Picking up shortly after the edge-of-the-seat events of The Name of the Star, the first title in Johnson’s Shades of London series, The Madness Underneath continues this immensely enjoyable series.

And The Name of the Star has everything you’d expect from a young adult book, yet it is something a little different too: little bit gothic, little bit thriller, little bit supernatural, little bit ‘coming of age’. Yet each is in perfect balance with one another; each aspect has plenty of breathing space without overwhelming the storyline. Rory is American, but has just joined London boarding school Wexford. While adapting to her new surroundings, new friends, new expectations, on the city doorstep a creepy and brutal series of murders is taking place. Murders with unexplained aspects; murders with suspicious similarities to those committed by Jack the Ripper over a century ago. Ripper fever sweeps across town and, when Rory becomes an unwitting witness, her life is turned upside down: not only does it mean she gets introduced to the ‘Shades’, an under-the-radar crime unit of the British police, but she also becomes one of the murderer’s targets.

In The Madness Underneath, it has been several weeks since Rory’s ordeal at Wexford came to its dramatic conclusion. She’s at her parent’s house in Bristol, recuperating and trying to come to terms with everything that happened. This, though, is not an easy process, especially when (a) she can’t disclose any real information about her experiences to her shrink, and (b) she is completely cut off from the only people she can talk to – and needs to talk to. So when her shrink advises to her get back on the horse, per say, and go back to Wexford, she figures it’s just as good an idea as any other.

But the events of The Name of the Star have changed Rory. She has lost the outgoing, happy-go-lucky, anything-goes type of personality she had before. Now, everything feels wrong and nothing seems to go right. She can’t explain to her friends or teachers what's wrong, and she sees trouble where maybe there isn’t any. Or is there? Johnson let’s us know early on that all is not quite right in London, but what exactly does this indicate? And who is this fairy godmother character that formerly up-tight Charlotte introduces Rory to?
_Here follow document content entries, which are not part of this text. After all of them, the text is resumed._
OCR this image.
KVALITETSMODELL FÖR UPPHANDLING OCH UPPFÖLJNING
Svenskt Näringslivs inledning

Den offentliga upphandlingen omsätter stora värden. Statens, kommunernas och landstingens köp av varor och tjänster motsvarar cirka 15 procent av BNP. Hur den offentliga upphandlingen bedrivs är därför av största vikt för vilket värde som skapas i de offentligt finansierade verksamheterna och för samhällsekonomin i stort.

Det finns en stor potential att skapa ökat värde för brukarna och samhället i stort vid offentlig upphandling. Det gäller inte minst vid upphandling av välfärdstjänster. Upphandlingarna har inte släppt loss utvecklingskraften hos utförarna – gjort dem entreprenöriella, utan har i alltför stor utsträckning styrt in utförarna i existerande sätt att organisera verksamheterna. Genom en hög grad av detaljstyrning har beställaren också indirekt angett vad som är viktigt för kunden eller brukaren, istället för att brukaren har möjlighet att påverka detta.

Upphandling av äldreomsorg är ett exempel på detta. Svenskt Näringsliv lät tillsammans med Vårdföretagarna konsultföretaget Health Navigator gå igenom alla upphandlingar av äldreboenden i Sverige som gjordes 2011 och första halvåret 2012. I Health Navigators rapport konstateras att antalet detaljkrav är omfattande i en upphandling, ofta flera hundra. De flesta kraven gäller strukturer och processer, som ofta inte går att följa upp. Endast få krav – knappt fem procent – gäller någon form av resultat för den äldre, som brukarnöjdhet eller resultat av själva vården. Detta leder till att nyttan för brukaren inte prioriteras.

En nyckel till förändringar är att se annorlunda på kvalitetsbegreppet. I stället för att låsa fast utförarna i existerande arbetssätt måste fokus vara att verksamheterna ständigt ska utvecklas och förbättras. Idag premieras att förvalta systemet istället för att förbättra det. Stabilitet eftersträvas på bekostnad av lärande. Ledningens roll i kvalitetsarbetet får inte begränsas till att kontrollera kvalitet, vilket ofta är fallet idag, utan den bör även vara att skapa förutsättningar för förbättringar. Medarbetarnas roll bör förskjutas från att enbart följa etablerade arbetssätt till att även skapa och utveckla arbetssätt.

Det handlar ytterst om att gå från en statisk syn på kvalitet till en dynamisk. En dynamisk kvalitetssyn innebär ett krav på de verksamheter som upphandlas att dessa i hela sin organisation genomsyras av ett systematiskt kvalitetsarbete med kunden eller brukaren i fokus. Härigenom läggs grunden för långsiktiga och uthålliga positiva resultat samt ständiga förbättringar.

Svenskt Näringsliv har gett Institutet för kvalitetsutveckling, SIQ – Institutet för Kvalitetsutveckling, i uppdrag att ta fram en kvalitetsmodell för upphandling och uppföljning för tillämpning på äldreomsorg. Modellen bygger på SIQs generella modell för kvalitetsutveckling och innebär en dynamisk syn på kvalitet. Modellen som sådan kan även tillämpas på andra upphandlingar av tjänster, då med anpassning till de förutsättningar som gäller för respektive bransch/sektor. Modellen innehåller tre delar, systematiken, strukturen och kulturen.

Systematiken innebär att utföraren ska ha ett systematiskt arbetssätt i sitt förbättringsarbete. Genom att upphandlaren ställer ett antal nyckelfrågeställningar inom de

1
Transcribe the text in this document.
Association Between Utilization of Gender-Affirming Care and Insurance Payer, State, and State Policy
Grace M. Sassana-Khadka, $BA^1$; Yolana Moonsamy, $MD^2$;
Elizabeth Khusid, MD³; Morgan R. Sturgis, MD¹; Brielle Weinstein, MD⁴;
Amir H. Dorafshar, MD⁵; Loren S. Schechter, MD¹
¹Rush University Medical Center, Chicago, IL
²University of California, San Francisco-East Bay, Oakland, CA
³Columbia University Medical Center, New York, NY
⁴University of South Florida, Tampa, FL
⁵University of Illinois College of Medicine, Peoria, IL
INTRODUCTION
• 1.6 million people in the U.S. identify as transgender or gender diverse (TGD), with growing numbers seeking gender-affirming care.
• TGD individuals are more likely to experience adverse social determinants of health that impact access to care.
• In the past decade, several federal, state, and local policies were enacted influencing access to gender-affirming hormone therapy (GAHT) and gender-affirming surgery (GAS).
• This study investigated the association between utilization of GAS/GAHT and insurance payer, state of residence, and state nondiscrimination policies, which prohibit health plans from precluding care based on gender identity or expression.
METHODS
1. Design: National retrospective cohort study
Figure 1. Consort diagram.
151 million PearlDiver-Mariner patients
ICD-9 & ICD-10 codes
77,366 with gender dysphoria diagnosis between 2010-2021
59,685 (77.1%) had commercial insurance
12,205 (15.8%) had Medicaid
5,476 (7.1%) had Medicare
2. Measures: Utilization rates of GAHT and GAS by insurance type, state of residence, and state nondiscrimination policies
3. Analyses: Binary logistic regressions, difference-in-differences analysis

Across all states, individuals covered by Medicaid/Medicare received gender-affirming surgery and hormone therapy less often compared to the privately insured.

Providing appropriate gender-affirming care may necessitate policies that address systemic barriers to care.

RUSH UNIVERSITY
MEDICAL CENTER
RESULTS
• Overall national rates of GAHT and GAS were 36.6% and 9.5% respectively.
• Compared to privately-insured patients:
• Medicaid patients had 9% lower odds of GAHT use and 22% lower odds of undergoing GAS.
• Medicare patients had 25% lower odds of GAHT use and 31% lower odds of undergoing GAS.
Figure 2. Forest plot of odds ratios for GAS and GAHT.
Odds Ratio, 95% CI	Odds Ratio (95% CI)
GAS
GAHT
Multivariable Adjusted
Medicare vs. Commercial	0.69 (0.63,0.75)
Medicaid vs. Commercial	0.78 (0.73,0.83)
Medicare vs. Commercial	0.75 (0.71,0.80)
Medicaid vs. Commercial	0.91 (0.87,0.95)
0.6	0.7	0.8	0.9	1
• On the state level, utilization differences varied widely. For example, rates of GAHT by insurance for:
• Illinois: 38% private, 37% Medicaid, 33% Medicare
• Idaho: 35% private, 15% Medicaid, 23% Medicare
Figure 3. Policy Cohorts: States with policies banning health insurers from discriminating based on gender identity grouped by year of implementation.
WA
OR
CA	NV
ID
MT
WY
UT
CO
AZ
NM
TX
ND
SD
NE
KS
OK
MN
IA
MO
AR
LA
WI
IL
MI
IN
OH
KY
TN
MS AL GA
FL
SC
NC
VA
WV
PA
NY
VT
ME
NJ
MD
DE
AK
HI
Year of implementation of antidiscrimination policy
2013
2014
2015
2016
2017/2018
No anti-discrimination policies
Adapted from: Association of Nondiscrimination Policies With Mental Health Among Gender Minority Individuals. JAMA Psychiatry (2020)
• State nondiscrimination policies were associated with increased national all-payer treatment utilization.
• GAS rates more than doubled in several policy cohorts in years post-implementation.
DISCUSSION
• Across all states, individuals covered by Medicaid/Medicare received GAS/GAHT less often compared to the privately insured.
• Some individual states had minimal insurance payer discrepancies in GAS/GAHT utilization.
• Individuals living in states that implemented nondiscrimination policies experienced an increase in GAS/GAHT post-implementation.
Is she really who she appears to be?

Madness is not as heavily plotted as Star, and instead of focusing predominantly on one major storyline, it develops the characters and deals with the aftermath of book one. It is almost a quieter book; Johnson doesn’t build the tension to quite the same heights or around one particular event, building it instead around several different undercurrents - the madness running under the streets of London, the madness that may or may not be being hidden by Rory’s new friends, and the madness underneath Rory’s own skin as she tries to figure why she feels so lost and what the heck to do about it.

Will Rory be able to figure things out? And what will the future of the Shades be? And the cliffhanger? Well, after spending a goodly chunk of the book hoping for Rory and another character to figure out their feelings, Maureen Johnson goes and turns it all upside down in the most devastating of ways. Not only is she one of the smartest and savviest of voices around, she clearly has some grand plan for the Shades of London and I really can’t wait to find out what it is.